To find the weight percentage of KClO3 in the sample, we need to first determine how much O2 gas was produced during the decomposition of KClO3.

From the reaction equation:
2 KClO3 (s) → 2 KCl (s) + 3 O2 (g)

We know that when 2 moles of KClO3 decompose, it produces 3 moles of O2. Therefore, the molar ratio between KClO3 and O2 is 2:3.

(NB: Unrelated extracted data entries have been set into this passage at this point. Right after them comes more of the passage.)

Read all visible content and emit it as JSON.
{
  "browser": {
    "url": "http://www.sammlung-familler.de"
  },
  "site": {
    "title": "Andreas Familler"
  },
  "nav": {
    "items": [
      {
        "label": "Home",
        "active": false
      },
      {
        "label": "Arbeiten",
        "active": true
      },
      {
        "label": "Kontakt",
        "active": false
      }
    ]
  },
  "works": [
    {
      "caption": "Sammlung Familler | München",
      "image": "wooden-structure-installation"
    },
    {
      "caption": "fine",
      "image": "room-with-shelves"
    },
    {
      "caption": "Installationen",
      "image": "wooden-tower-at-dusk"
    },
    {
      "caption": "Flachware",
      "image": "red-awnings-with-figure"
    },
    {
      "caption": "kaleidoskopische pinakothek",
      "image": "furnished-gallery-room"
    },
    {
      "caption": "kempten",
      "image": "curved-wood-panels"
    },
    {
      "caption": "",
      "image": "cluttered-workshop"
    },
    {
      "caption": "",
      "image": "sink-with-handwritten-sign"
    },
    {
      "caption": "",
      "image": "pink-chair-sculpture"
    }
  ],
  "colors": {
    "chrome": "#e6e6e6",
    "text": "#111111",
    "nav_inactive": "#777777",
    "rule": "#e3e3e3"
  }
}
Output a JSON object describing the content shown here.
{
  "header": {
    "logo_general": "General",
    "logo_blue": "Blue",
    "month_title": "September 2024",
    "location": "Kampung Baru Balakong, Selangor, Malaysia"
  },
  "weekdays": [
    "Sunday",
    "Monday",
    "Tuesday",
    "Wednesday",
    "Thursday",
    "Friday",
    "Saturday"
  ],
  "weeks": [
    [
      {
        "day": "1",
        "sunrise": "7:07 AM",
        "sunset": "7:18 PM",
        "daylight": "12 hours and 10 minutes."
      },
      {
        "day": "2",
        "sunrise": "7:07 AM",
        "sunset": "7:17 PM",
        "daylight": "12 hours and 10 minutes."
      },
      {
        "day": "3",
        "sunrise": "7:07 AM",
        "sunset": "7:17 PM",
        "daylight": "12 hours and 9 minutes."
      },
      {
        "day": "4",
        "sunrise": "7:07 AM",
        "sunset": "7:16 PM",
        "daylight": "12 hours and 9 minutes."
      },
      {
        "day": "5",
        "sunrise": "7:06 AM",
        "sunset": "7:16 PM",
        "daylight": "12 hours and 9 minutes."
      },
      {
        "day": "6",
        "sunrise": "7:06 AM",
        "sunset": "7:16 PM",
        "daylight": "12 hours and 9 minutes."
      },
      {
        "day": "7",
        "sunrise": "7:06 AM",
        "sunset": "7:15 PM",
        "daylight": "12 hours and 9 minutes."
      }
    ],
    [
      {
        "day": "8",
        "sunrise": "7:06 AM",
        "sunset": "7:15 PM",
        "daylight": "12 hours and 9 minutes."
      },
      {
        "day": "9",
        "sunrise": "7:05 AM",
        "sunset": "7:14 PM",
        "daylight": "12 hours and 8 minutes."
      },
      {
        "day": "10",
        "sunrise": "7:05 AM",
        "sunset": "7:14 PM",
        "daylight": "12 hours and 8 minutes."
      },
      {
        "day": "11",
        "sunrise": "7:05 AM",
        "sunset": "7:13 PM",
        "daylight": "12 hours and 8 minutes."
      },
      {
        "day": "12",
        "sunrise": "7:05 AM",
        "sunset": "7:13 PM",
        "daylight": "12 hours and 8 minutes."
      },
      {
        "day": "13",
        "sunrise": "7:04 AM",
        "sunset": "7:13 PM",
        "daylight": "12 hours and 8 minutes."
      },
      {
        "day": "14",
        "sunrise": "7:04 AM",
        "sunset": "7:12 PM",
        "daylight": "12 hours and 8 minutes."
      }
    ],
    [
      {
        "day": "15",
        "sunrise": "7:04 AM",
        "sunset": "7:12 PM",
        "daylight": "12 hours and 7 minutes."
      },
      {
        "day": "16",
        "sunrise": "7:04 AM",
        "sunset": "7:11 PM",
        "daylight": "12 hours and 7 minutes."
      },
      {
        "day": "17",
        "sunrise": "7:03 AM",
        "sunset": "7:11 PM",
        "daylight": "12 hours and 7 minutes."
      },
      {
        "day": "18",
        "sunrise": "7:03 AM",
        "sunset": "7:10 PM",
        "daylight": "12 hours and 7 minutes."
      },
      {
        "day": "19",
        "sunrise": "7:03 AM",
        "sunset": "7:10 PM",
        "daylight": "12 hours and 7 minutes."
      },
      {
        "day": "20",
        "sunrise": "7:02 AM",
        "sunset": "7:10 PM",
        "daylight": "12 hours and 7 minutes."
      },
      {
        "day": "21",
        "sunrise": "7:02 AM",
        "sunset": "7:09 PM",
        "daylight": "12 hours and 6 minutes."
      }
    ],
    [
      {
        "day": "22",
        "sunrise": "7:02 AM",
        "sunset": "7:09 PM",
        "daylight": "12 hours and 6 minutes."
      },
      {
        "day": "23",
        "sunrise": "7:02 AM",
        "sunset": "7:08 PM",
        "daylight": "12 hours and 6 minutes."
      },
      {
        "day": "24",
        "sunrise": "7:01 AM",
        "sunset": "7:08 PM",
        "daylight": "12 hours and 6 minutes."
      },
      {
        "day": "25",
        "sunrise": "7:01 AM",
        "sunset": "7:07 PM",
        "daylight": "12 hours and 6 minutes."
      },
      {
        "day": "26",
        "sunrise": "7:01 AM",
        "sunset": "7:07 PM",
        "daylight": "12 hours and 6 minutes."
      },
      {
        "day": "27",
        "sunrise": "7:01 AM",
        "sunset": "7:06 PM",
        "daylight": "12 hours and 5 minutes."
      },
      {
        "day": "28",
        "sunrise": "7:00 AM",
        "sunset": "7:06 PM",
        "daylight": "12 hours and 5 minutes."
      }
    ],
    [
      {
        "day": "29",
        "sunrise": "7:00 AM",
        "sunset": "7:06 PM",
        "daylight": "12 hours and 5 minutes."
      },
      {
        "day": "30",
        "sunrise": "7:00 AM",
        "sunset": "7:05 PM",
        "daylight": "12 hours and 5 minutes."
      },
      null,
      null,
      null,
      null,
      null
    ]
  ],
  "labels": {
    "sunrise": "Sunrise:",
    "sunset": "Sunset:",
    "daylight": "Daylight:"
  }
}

Given that 605 mL of O2 gas was collected over water at 28 °C, we need to convert this volume to moles using the ideal gas law equation:

PV = nRT

Where:
P = total pressure of the gases in the collection flask (763 mm Hg)
V = volume of O2 gas collected (605 mL = 0.605 L)
n = number of moles of O2 gas
R = ideal gas constant (0.0821 L·atm/(mol·K)) (Note: the units of R need to match the units of pressure and volume)
T = temperature of the gas in Kelvin (28 °C = 28 + 273 = 301 K)

Rearranging the ideal gas law equation:

n = PV / RT

Now we can calculate the number of moles of O2 gas produced.

n = (763 - 28.3) mm Hg * 0.605 L / (0.0821 L·atm/(mol·K) * 301 K)

Simplifying the equation gives:

n ≈ 19.73 mmol

Since the molar ratio between KClO3 and O2 is 2:3, we can calculate the number of moles of KClO3 by multiplying the number of moles of O2 by the ratio:

n(KClO3) = (2/3) * 19.73 mmol ≈ 13.15 mmol

Now we can calculate the weight of KClO3 in the sample:

weight(KClO3) = n(KClO3) * molar mass(KClO3)

Here the molar mass of KClO3 is given as 122.55 g/mol.

weight(KClO3) ≈ 13.15 mmol * 122.55 g/mol = 1607.33 mg

Finally, we can calculate the weight percentage of KClO3 in the sample:

weight percentage(KClO3) = (weight(KClO3) / weight of the mixture) * 100

Since we were given 2.677 g of the mixture, we can substitute the values into the formula:

weight percentage(KClO3) ≈ (1607.33 mg / 2677 mg) * 100 = 60.05%

Therefore, the weight percentage of KClO3 in the sample is approximately 60.05%.